Even Without Express Demand for Money, Pre-Policy Period Letter is a “Claim”
Applying New Jersey law, a New Jersey federal court has found that a letter to an insured law firm referencing an “action against the Firm for damages” arising out of the firm’s actions and requesting that the firm put its insurer on notice constituted a “claim” made prior to the inception of the firm’s claims-made professional liability policy. Innes v. St. Paul Fire & Marine Ins. Co., 2015 WL 5334580 (D.N.J. Sept. 11, 2015). The court also found that the letter demonstrated that the firm had knowledge prior to the policy period of an act, error or omission that might reasonably be expected to result in a claim, barring coverage for the dispute.
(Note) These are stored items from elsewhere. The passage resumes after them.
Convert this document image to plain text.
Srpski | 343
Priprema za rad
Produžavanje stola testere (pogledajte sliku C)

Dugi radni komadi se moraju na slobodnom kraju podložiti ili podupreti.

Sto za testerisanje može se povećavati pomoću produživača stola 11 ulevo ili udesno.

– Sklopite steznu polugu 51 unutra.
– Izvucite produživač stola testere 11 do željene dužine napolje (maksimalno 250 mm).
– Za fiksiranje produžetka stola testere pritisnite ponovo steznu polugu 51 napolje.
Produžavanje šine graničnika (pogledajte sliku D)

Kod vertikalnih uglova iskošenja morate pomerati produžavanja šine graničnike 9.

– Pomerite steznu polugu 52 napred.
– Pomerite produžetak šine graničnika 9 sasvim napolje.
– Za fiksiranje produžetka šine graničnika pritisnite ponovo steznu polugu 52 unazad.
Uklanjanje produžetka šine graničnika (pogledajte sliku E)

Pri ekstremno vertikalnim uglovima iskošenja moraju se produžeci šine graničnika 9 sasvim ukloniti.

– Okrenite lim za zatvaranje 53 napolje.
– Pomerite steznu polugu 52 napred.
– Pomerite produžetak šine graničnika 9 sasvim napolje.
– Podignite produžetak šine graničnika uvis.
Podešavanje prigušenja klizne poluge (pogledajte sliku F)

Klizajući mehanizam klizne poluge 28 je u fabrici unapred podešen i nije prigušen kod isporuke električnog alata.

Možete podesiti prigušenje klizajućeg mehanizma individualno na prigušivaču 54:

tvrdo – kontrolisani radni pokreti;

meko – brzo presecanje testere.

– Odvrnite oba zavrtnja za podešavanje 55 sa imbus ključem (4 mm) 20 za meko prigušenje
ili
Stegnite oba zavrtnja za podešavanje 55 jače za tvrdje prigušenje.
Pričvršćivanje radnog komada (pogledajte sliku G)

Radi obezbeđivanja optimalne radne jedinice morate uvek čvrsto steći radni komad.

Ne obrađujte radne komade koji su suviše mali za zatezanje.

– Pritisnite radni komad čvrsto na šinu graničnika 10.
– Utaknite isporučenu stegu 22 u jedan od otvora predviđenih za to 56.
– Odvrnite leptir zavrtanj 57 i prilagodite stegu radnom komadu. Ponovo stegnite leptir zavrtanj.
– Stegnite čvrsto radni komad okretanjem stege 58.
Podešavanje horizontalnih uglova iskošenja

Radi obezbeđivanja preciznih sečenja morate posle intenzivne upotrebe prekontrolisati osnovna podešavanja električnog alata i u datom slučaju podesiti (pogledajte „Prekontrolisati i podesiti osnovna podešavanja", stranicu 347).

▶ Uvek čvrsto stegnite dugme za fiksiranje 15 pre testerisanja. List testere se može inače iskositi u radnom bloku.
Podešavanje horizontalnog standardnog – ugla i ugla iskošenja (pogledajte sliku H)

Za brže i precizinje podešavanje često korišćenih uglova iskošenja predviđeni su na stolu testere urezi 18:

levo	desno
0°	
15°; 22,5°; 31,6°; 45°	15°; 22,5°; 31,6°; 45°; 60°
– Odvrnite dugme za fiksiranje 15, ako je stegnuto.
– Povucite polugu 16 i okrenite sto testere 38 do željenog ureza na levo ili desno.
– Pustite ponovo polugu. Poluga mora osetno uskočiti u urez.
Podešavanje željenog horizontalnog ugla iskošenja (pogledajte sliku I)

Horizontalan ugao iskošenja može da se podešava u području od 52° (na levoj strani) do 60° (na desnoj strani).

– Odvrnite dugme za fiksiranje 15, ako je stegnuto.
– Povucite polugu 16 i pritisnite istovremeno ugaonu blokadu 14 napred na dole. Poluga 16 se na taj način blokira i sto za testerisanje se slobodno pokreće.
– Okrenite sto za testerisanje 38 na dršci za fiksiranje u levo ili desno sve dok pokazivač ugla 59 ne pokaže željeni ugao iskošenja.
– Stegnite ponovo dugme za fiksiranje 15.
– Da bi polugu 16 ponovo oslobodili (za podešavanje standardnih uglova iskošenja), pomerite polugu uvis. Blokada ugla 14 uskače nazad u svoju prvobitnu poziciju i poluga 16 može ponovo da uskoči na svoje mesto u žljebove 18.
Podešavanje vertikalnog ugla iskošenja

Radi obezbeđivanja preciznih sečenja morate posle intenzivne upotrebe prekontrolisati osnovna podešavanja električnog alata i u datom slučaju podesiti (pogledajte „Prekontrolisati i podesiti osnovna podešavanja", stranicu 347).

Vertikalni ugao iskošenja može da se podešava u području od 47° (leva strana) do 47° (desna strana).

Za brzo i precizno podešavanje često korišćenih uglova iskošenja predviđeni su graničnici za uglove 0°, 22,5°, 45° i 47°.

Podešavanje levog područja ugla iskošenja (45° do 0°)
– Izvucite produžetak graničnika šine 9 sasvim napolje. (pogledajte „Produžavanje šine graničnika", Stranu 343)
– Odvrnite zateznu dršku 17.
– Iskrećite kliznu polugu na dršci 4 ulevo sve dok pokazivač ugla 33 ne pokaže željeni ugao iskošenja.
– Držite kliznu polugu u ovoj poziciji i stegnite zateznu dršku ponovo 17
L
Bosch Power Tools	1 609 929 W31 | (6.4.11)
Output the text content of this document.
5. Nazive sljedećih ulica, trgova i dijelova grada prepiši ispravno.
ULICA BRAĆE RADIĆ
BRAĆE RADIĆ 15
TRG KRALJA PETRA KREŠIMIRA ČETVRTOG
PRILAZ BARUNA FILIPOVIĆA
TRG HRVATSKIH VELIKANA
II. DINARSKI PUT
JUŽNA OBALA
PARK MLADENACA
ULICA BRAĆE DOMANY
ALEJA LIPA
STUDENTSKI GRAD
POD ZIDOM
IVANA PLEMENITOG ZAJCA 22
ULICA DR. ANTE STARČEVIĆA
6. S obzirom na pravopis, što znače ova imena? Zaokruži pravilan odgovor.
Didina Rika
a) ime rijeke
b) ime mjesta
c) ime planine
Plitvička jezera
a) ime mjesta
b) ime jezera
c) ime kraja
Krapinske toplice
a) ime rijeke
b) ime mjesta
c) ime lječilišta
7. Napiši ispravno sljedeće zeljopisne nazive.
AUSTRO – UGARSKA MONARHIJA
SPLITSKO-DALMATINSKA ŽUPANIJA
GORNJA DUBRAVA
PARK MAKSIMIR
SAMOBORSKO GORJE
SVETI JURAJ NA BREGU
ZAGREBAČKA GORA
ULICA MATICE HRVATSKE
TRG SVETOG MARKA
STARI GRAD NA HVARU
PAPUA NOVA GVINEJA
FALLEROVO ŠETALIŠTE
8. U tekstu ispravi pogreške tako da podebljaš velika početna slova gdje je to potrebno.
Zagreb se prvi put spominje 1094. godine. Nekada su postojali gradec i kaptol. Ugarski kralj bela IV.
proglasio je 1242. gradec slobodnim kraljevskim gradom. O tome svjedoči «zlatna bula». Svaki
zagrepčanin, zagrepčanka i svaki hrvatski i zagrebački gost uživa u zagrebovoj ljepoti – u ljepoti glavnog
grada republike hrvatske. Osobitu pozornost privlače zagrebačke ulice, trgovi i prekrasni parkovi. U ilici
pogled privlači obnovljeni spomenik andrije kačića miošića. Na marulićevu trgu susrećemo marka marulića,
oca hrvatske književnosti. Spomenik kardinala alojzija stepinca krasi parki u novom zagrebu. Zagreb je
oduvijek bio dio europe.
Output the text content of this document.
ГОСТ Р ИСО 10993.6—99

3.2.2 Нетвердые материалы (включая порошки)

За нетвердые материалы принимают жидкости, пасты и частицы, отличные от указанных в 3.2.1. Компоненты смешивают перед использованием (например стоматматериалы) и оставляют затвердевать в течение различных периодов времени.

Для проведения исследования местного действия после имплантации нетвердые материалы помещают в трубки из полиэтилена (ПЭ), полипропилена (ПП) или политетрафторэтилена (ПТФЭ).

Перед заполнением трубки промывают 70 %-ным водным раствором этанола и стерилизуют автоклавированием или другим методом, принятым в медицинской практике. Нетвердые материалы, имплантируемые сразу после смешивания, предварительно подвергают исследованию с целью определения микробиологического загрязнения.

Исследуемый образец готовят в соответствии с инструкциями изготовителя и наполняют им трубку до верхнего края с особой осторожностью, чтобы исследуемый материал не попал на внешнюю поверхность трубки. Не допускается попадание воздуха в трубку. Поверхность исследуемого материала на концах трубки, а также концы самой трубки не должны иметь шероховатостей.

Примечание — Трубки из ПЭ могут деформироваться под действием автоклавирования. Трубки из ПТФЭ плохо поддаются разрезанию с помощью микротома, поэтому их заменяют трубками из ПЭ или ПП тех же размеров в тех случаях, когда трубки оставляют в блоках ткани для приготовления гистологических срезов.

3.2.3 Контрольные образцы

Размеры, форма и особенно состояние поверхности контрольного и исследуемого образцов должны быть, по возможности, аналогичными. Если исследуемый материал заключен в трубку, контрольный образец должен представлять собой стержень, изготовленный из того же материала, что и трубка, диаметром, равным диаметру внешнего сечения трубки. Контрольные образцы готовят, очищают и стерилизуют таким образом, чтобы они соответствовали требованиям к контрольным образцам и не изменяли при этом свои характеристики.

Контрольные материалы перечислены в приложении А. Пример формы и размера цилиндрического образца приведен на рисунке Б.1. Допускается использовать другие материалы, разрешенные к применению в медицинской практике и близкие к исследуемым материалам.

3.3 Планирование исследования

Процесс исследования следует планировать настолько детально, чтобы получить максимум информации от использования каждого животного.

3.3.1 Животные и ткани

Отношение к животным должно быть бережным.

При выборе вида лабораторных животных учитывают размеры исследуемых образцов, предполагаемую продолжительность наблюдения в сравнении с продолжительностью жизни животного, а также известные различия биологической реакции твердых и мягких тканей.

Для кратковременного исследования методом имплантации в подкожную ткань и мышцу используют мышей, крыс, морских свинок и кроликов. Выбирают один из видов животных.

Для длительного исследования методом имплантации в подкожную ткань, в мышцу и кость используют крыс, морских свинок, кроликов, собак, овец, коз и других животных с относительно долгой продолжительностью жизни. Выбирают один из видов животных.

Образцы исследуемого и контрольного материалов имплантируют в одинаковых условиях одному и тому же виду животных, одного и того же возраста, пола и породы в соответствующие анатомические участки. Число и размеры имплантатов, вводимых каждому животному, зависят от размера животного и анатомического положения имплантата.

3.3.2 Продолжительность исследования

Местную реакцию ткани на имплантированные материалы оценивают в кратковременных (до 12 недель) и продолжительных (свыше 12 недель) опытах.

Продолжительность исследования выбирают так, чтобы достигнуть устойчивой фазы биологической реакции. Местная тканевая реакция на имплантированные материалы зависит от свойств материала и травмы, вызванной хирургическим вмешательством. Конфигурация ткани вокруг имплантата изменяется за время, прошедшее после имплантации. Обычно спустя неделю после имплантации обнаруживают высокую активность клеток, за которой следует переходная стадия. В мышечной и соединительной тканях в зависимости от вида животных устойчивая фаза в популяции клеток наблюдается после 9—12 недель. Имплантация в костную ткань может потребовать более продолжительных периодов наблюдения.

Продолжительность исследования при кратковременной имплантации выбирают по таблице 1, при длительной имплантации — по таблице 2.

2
The insured firm had represented the underlying claimant’s ex-wife in divorce proceedings. The claimant contended in a letter prior to the inception of the claims-made policy at issue that the firm had given the passport of the claimant’s daughter to the claimant’s ex-wife, who had fled the country, causing the claimant to expend tens of thousands of dollars to locate his daughter. The letter was signed by the claimant’s attorney, stating that he represented the claimant “in an action against [the insured] Firm]” and requesting that the firm “please put your carrier on notice.” After the policy incepted, the claimant sued the firm, alleging the same misconduct.
The policy defined “claim” as a “demand received by an insured for money or services alleging an error, omission, negligent act or ‘personal injury in the rendering of or failure to render ‘professional legal services’ for others by you or on your behalf.” The court held that “despite the fact that [it] does not contain a verbatim demand for money or services,” the claimant’s pre-policy period letter could “reasonably be construed as a demand to recover” the tens of thousands of dollars in legal fees that the claimant allegedly incurred following the asserted wrongful actions by the insured firm. Accordingly, the court determined that the “claim” was first made at the time of the letter, prior to the inception of the claims-made policy period, and that no coverage was available.
In the alternative, the court concluded that the letter triggered the policy’s provision extending coverage for acts occurring prior to the policy period “provided that the insured had no knowledge of any suit, or any act or error or omission, which might reasonably be expected to result in a claim or suit as of the date of signing the application for this insurance.” The court concluded that the firm had subjective knowledge of the acts leading to the underlying claim because it received the claimant’s letter. The court next determined that, on an objective basis, a reasonable professional in the insured’s position might have expected a claim or suit to result in light of the letter’s reference to “an action” and request to put the firm’s carrier on notice. Accordingly, the court determined that the policy did not cover the underlying claim because the firm could have reasonably foreseen that certain errors and acts might become the basis of a claim or suit.